I think this suggests that, although any sane person will recognise the government’s need to have significant powers to ensure that process (and legal certainty post-Brexit) is as smooth as possible, there must be limits to the use of such powers – or, as a colleague of mine put it succinctly and colourfully, we must avoid Brexit Britain turning into Tudor Britain.

Clearly, there is a balance to be struck here. I do not believe that this Bill, as currently formulated, achieves that balance; nor does it demonstrate that the genuine fears of constitutional experts and lawyers have been properly heard.

I have two concerns about the culture in which this debate is being conducted in this country – looked on with incredulity by those looking at us from beyond these islands.

First, almost every paper, every debate, every statement about Brexit is clothed in purely economic terms.

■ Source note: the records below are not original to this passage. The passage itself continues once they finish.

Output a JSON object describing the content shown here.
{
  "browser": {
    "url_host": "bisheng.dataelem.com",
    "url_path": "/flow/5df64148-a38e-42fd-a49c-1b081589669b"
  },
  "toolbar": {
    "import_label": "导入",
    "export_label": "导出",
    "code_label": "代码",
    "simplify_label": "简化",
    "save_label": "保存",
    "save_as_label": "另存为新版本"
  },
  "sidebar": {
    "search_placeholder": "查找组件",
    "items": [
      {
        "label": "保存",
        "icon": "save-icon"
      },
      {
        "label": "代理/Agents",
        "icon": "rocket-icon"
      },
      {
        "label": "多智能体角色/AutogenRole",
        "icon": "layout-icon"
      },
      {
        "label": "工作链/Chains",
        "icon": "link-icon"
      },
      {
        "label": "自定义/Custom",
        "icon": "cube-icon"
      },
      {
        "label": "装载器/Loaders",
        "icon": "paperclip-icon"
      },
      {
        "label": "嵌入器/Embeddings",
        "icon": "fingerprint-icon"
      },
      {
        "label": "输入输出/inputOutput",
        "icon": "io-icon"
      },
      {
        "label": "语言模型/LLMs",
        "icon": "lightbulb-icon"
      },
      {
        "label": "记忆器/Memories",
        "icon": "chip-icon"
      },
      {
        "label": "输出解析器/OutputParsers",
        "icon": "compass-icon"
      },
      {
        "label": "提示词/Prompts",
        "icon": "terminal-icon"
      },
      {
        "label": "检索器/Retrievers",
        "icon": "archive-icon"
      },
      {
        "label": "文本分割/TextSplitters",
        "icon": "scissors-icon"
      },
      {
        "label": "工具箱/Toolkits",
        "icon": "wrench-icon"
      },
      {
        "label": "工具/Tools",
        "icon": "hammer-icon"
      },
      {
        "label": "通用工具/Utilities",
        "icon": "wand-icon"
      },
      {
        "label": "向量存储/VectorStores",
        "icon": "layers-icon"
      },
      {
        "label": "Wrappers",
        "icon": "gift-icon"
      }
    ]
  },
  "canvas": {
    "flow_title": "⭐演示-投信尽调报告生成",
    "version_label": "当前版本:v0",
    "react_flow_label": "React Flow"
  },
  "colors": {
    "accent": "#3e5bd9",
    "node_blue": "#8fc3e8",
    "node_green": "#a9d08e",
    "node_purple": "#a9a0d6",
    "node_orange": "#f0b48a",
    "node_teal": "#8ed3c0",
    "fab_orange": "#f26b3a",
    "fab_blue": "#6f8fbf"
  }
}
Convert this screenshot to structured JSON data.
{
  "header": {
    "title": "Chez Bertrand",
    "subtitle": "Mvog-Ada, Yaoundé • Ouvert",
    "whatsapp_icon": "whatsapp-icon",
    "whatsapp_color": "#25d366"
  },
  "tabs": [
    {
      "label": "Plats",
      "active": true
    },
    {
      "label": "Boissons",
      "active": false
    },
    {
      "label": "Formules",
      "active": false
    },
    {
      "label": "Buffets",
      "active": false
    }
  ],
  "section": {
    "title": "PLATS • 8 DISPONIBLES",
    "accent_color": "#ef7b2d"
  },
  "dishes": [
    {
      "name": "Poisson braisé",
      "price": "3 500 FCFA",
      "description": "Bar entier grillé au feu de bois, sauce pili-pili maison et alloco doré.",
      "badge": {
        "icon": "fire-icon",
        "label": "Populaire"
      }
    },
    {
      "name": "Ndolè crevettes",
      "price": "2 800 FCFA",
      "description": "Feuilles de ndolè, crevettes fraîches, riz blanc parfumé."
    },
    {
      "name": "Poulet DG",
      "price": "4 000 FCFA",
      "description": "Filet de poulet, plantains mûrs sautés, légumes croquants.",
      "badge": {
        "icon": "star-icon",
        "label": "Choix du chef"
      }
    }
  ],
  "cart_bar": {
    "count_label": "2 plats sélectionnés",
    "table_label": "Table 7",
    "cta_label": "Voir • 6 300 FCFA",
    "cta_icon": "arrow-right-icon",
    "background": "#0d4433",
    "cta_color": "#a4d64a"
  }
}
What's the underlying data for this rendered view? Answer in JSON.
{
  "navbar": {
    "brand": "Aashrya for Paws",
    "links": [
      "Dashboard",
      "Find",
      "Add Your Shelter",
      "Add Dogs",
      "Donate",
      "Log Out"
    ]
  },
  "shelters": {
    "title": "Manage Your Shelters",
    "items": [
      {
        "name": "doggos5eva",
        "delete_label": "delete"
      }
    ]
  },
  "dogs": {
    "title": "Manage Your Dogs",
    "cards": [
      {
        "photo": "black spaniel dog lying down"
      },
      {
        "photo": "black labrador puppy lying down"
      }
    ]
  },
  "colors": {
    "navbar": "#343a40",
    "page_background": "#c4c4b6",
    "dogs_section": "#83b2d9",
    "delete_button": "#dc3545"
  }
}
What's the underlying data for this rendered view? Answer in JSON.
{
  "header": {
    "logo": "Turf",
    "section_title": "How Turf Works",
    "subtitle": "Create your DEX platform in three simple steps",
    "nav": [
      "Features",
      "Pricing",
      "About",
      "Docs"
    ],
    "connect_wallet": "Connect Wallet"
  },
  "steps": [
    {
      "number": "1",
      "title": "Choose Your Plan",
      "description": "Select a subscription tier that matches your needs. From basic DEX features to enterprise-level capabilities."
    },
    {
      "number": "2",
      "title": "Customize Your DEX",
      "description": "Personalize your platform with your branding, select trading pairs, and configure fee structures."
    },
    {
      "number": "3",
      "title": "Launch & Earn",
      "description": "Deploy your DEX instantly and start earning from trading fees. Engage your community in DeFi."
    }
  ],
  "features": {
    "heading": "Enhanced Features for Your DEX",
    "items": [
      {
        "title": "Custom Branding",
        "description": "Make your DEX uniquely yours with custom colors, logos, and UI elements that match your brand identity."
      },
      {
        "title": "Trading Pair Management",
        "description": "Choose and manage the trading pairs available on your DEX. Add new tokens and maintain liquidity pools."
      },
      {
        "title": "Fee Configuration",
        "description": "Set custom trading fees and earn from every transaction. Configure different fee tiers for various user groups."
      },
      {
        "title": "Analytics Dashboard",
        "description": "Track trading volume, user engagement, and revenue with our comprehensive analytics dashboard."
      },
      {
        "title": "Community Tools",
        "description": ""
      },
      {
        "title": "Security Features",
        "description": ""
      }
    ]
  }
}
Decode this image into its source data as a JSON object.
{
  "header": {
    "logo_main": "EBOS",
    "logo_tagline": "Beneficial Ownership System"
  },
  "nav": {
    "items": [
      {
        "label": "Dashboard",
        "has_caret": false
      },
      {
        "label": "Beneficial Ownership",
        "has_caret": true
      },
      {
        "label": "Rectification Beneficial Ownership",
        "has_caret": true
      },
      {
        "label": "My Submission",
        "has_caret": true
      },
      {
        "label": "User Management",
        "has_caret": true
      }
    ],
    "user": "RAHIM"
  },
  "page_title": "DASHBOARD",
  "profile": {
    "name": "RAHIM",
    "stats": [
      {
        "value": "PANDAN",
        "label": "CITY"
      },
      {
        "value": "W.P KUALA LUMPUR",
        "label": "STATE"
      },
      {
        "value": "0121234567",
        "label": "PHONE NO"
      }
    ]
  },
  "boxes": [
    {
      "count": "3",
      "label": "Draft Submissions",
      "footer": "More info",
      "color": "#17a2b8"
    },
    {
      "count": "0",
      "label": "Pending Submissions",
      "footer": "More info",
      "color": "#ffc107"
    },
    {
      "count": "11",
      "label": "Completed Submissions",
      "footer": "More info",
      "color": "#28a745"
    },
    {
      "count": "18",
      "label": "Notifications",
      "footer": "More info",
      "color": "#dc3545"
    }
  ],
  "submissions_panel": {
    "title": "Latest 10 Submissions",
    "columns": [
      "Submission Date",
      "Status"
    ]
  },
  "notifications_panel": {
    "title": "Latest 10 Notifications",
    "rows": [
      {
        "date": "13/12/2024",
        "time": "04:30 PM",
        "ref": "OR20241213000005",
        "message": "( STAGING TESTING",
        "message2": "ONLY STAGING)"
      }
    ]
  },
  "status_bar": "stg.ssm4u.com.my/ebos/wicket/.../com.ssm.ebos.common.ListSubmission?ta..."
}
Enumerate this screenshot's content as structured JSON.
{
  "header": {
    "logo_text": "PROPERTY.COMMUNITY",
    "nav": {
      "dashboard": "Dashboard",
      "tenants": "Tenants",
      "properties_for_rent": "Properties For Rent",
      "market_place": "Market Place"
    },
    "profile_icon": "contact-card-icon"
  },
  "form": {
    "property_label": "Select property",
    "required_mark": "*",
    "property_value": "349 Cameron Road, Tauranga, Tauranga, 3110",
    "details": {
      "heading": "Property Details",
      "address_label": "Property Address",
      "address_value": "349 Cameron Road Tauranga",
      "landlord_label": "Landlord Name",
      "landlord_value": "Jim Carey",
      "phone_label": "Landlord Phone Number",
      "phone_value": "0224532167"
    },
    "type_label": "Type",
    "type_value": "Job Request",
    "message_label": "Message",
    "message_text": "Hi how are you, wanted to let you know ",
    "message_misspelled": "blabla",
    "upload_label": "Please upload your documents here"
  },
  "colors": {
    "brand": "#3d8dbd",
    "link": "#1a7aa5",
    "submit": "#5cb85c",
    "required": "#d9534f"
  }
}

It is almost as if the economy were everything and economics the only Good. Yet, the economy – one might add the word ‘trade’ – is not an end in itself, but rather a means to an end … which is about human flourishing and the Common Good. The economy – trade – exists for the building of society, but society is more than the economy. It is not enough for us uncritically to assume that a market society (as opposed to a social market) is a given or an ultimate good. Culture is more than money and things.

Secondly, the referendum tore off the veneer of civilised discourse in this country and unleashed – gave permission for, perhaps – an undisguised language of suspicion, denigration, hatred and vilification. To be a Leaver is to be narrow-mindedly stupid; to be a Remainer is to be a traitor. Our media – and not just the ill-disciplined bear pit of social media – have not helped in challenging this appalling rhetoric or the easy acceptance of such destructive language.

Yet, beneath this lurks an uncomfortable charge articulated in a recent Carnegie report on tensions between Russia and the West by the deputy director of the Russian Institute for Political and Military Analysis in Moscow: if Russians would still die for the Motherland, what would we die for? Or, as Martin Luther King suggested: if we don’t know what we would die for, we have no idea what we would live for. Once we have ‘done’ Brexit, then what? What was it for? Who do we think we are?

If this debate on Britain’s future is to have any lasting value, and not just undermine long-term relationships of respect and trust, then attention must be paid to the corruption of this public discourse. Politicians could begin by moderating their language and engaging in intelligent, informed and respectful argument that chooses to eschew personalised or generalised vindictiveness or violence. My Lords, we must not allow our body politic to be defined by Brexit; rather, we will need to transcend the divisions currently being forced by the terms of discussion. Peers have an opportunity to model good ways of disagreeing well that might encourage others that there is an alternative to a political culture that appears sometimes to have been reduced to an unbridled tribalism where the first casualty is too often the dignity of the other.

My Lords, please let us not lose sight of the deeper question that lies behind the technical detail of this Bill.